Wir kletterten auf die alte Weide, die auf halber Höhe an der Böschung des Deichs wuchs, und setzten uns auf einen Ast, der über das Wasser ragte. Die Zweige des Astes hingen ins Wasser und rührten immerfort viele kleine Wellenschnüre auf.
»Was gibt’s denn? Nun sag schon!«
»Du musst mir zuerst schwören, dass du das Geheimnis niemandem weitersagst.«
»Gut. Ich schwöre: Wenn ich Wang Lebers Geheimnis ausplaudere, will ich in den Fluss fallen und ertrinken.«
»Ich habe ... heute ... den Brief, den ich ihr geschrieben habe, eingeworfen«, sagte er mit kreideweißem Gesicht und bibbernden Lippen.

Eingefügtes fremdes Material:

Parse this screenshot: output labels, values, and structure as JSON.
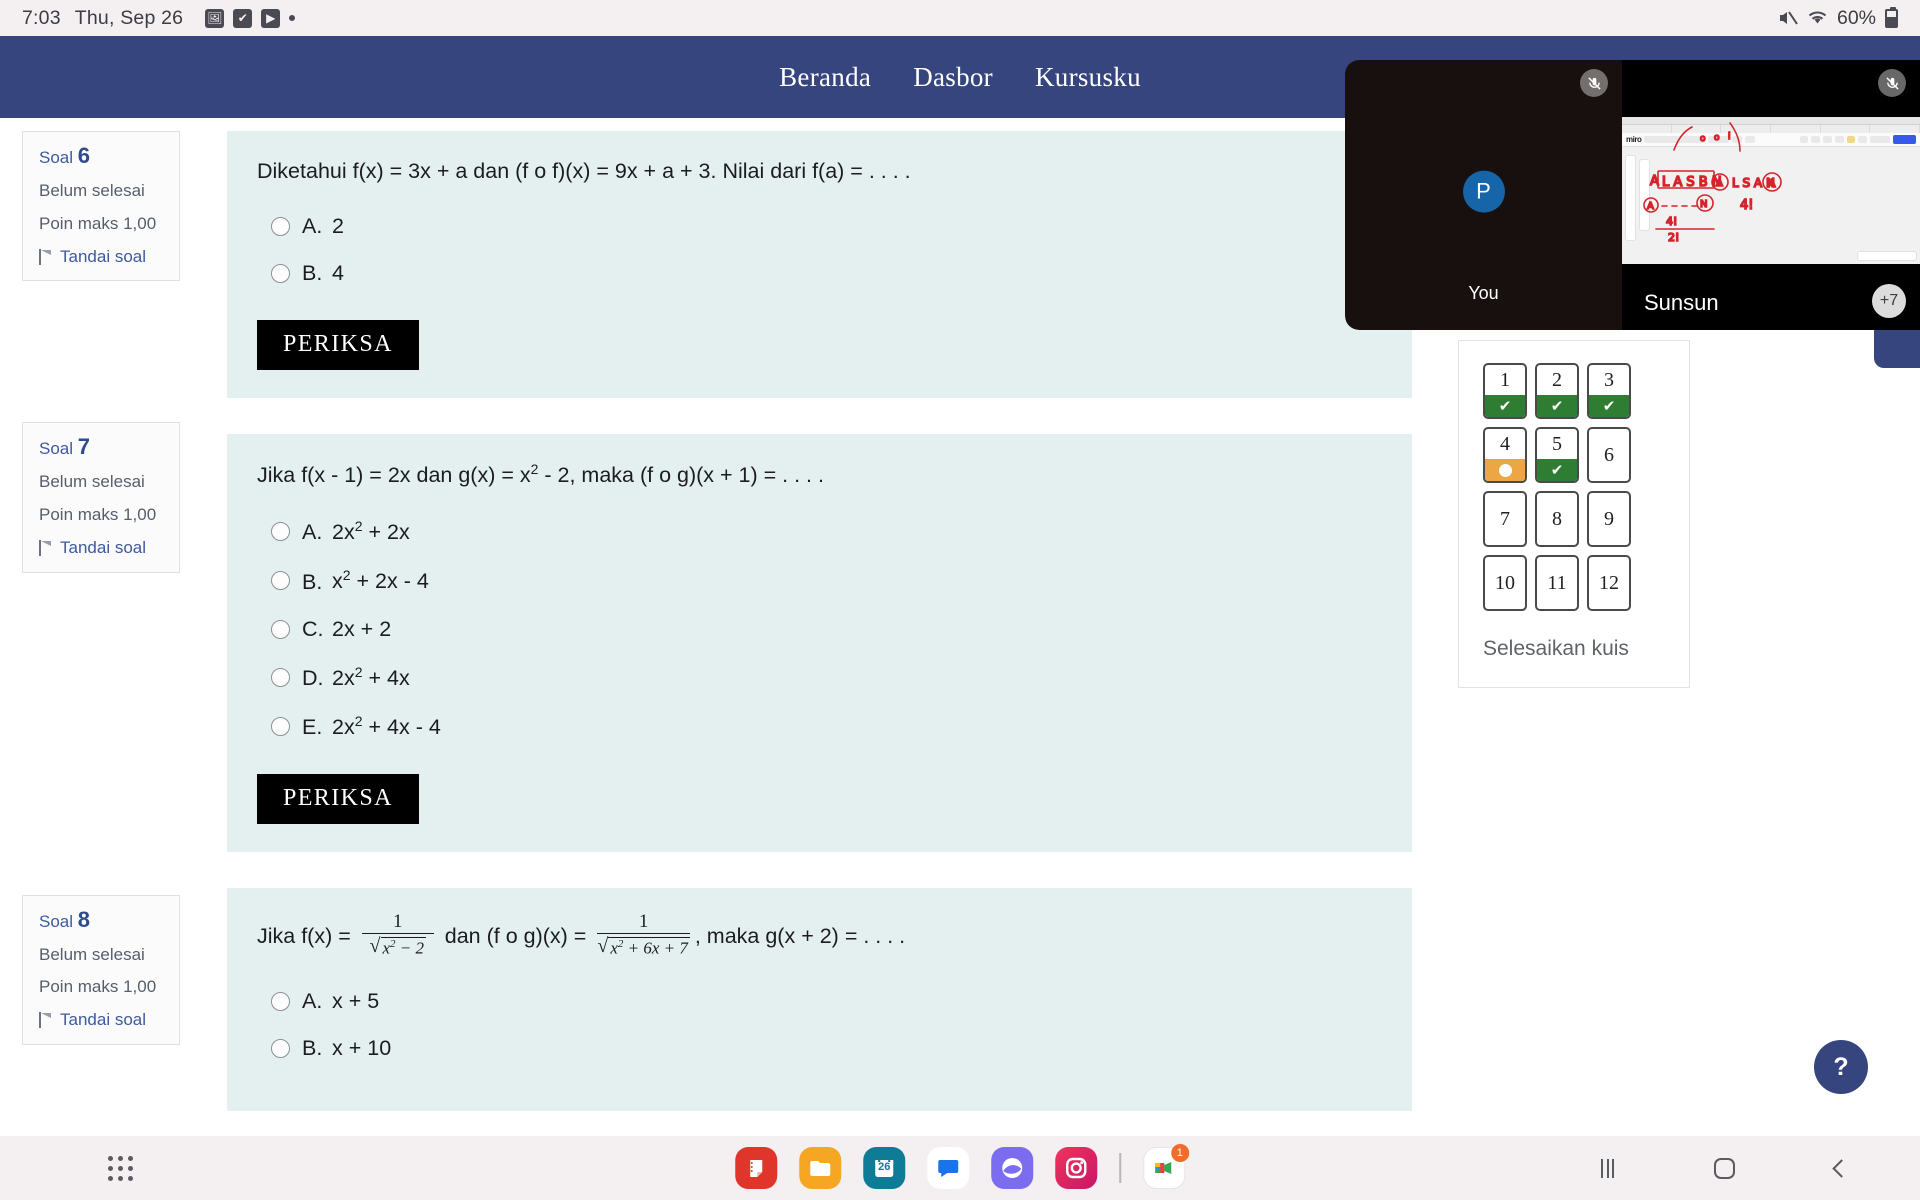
{
  "statusbar": {
    "time": "7:03",
    "date": "Thu, Sep 26",
    "icons": [
      "image-icon",
      "checkbox-icon",
      "youtube-icon",
      "more-dot-icon"
    ],
    "mute_icon": "mute-icon",
    "wifi_icon": "wifi-icon",
    "battery_percent": "60%"
  },
  "topnav": {
    "items": [
      {
        "label": "Beranda"
      },
      {
        "label": "Dasbor"
      },
      {
        "label": "Kursusku"
      }
    ]
  },
  "questions": [
    {
      "info": {
        "soal_label": "Soal",
        "number": "6",
        "status": "Belum selesai",
        "points": "Poin maks 1,00",
        "flag": "Tandai soal"
      },
      "prompt_parts": [
        {
          "t": "Diketahui f(x) = 3x + a dan (f o f)(x) = 9x + a + 3. Nilai dari f(a) = . . . ."
        }
      ],
      "answers": [
        {
          "letter": "A.",
          "text": "2"
        },
        {
          "letter": "B.",
          "text": "4"
        }
      ],
      "check_label": "PERIKSA"
    },
    {
      "info": {
        "soal_label": "Soal",
        "number": "7",
        "status": "Belum selesai",
        "points": "Poin maks 1,00",
        "flag": "Tandai soal"
      },
      "prompt_parts": [
        {
          "t": "Jika f(x - 1) = 2x dan g(x) = x"
        },
        {
          "sup": "2"
        },
        {
          "t": " - 2, maka (f o g)(x + 1) = . . . ."
        }
      ],
      "answers": [
        {
          "letter": "A.",
          "pre": "2x",
          "sup": "2",
          "post": " + 2x"
        },
        {
          "letter": "B.",
          "pre": "x",
          "sup": "2",
          "post": " + 2x - 4"
        },
        {
          "letter": "C.",
          "pre": "2x + 2",
          "sup": "",
          "post": ""
        },
        {
          "letter": "D.",
          "pre": "2x",
          "sup": "2",
          "post": " + 4x"
        },
        {
          "letter": "E.",
          "pre": "2x",
          "sup": "2",
          "post": " + 4x - 4"
        }
      ],
      "check_label": "PERIKSA"
    },
    {
      "info": {
        "soal_label": "Soal",
        "number": "8",
        "status": "Belum selesai",
        "points": "Poin maks 1,00",
        "flag": "Tandai soal"
      },
      "prompt_text_1": "Jika f(x) = ",
      "frac1": {
        "num": "1",
        "den_root": "x",
        "den_sup": "2",
        "den_rest": " − 2"
      },
      "prompt_text_2": " dan (f o g)(x) = ",
      "frac2": {
        "num": "1",
        "den_root": "x",
        "den_sup": "2",
        "den_rest": " + 6x + 7"
      },
      "prompt_text_3": ", maka g(x + 2) = . . . .",
      "answers": [
        {
          "letter": "A.",
          "text": "x + 5"
        },
        {
          "letter": "B.",
          "text": "x + 10"
        }
      ]
    }
  ],
  "navpanel": {
    "boxes": [
      {
        "n": "1",
        "state": "done"
      },
      {
        "n": "2",
        "state": "done"
      },
      {
        "n": "3",
        "state": "done"
      },
      {
        "n": "4",
        "state": "partial"
      },
      {
        "n": "5",
        "state": "done"
      },
      {
        "n": "6",
        "state": "none"
      },
      {
        "n": "7",
        "state": "none"
      },
      {
        "n": "8",
        "state": "none"
      },
      {
        "n": "9",
        "state": "none"
      },
      {
        "n": "10",
        "state": "none"
      },
      {
        "n": "11",
        "state": "none"
      },
      {
        "n": "12",
        "state": "none"
      }
    ],
    "finish_label": "Selesaikan kuis",
    "check_glyph": "✔",
    "done_color": "#2f7d32",
    "partial_color": "#eda644"
  },
  "help_button": {
    "label": "?"
  },
  "videocall": {
    "self_tile": {
      "avatar_letter": "P",
      "name": "You",
      "mic_icon": "mic-off-icon"
    },
    "share_tile": {
      "name": "Sunsun",
      "mic_icon": "mic-off-icon",
      "app_logo": "miro"
    },
    "overflow_badge": "+7"
  },
  "taskbar": {
    "apps_button": "app-grid-icon",
    "icons": [
      {
        "name": "samsung-notes-icon",
        "color": "#e0352b"
      },
      {
        "name": "my-files-icon",
        "color": "#f5a623"
      },
      {
        "name": "calendar-icon",
        "color": "#0e7c96",
        "label": "26"
      },
      {
        "name": "messages-icon",
        "color": "#ffffff"
      },
      {
        "name": "samsung-internet-icon",
        "color": "#7c6cf0"
      },
      {
        "name": "instagram-icon",
        "color": "#e0175b"
      },
      {
        "name": "divider",
        "color": ""
      },
      {
        "name": "google-meet-icon",
        "color": "#ffffff",
        "badge": "1"
      }
    ],
    "nav": [
      {
        "name": "recents-button"
      },
      {
        "name": "home-button"
      },
      {
        "name": "back-button"
      }
    ]
  }
}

»Welchen Brief an wen? Was ist das überhaupt für ein feierlich ernster Ton? Hast du an den Vorsitzenden Mao geschrieben, oder was?«
»Wo denkst du hin? Was habe ich mit dem Vorsitzenden Mao zu schaffen? Ich habe ihr geschrieben. Ihr!«
»Ihr? Wen meinst du?« Ich wurde ungeduldig.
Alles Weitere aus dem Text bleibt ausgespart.